Outside of his all-conquering band The xx, Smith has been known to have a proclivity for all things bass. Not surprisingly, the producer has indulged these inclinations. ‘We’re New Here’ is an amalgamation of varying styles, from the baroque-flavoured dubstep of the record’s lead single ‘NY Is Killing Me’, to the nostalgic ‘I’ll Take Care of U’, with its ‘90s rave piano stabs and throbbing 4/4 house beat (which also makes innovative use of Scott-Heron’s vocal, chopping it up and layering it over itself). Interestingly, it’s also the only track on the record that wields the lush, emotive guitars typical of The xx.
It’s the twelve-minute spell of ‘Running’, ‘My Cloud’, ‘Certain Things (Interlude)’ and ‘The Crutch’ where ‘We’re New Here’ shines most, though. Bass and snare, monstrous in their unwavering onslaught; gorgeous, downtempo bliss with the poet’s rich singing voice of old; analogue musings; the frenetic shuffle of a break under a narrative monologue – a utopia of synthesizers and soaring vocals. It’s a microcosm of the album, a perfect representation of what it is that makes the record such an involving listen. And you’ll be skipping back to hear that run of tracks again in no time.
Essentially, what we have in ‘We’re New Here’ is not just a remix album.

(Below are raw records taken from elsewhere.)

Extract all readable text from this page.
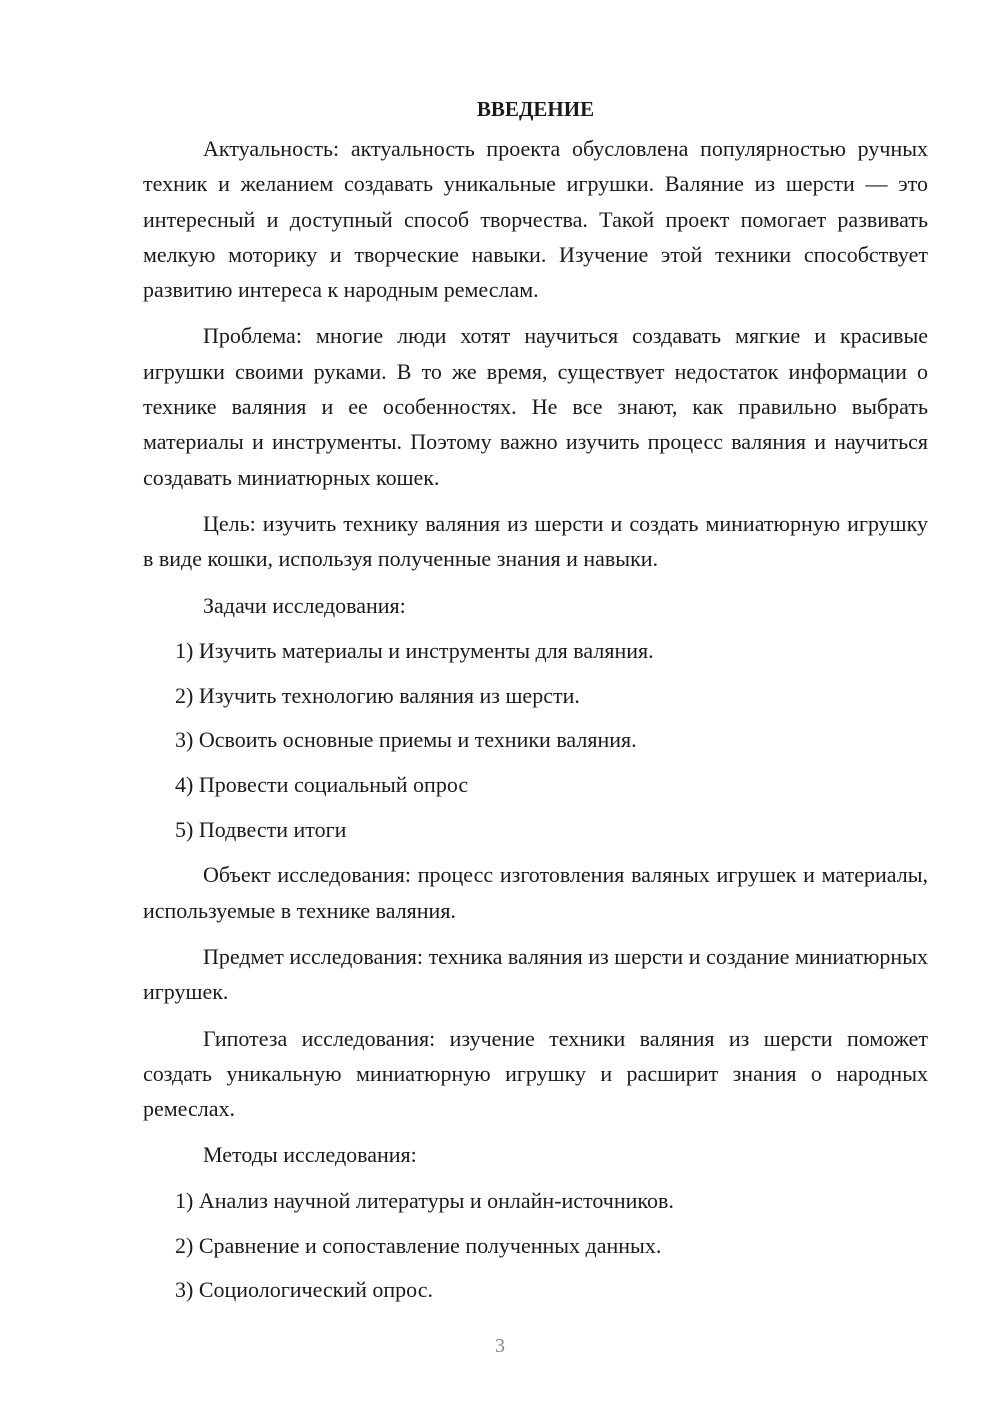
ВВЕДЕНИЕ

Актуальность: актуальность проекта обусловлена популярностью ручных техник и желанием создавать уникальные игрушки. Валяние из шерсти — это интересный и доступный способ творчества. Такой проект помогает развивать мелкую моторику и творческие навыки. Изучение этой техники способствует развитию интереса к народным ремеслам.

Проблема: многие люди хотят научиться создавать мягкие и красивые игрушки своими руками. В то же время, существует недостаток информации о технике валяния и ее особенностях. Не все знают, как правильно выбрать материалы и инструменты. Поэтому важно изучить процесс валяния и научиться создавать миниатюрных кошек.

Цель: изучить технику валяния из шерсти и создать миниатюрную игрушку в виде кошки, используя полученные знания и навыки.

Задачи исследования:

1) Изучить материалы и инструменты для валяния.
2) Изучить технологию валяния из шерсти.
3) Освоить основные приемы и техники валяния.
4) Провести социальный опрос
5) Подвести итоги

Объект исследования: процесс изготовления валяных игрушек и материалы, используемые в технике валяния.

Предмет исследования: техника валяния из шерсти и создание миниатюрных игрушек.

Гипотеза исследования: изучение техники валяния из шерсти поможет создать уникальную миниатюрную игрушку и расширит знания о народных ремеслах.

Методы исследования:

1) Анализ научной литературы и онлайн-источников.
2) Сравнение и сопоставление полученных данных.
3) Социологический опрос.
3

Yes, it takes its queues from another record, but ultimately what Jamie xx has done is produce 36 and a half minutes of original, unique and diverse bass music. The fact that it features one of the most iconic voices of the last four decades is, well, an added bonus. And like all great remixes, the end product here sounds nothing like the original. In this case, ‘We’re New Here’ is, dare say it, better than the album it’s based on. It’s punchier. Less protracted. More colourful. And it captures the zeitgeist perfectly. Listen to it from beginning to end – in its entirety, because that’s how it works best. That it only lasts for thirty odd minutes is a small gripe, all things considered.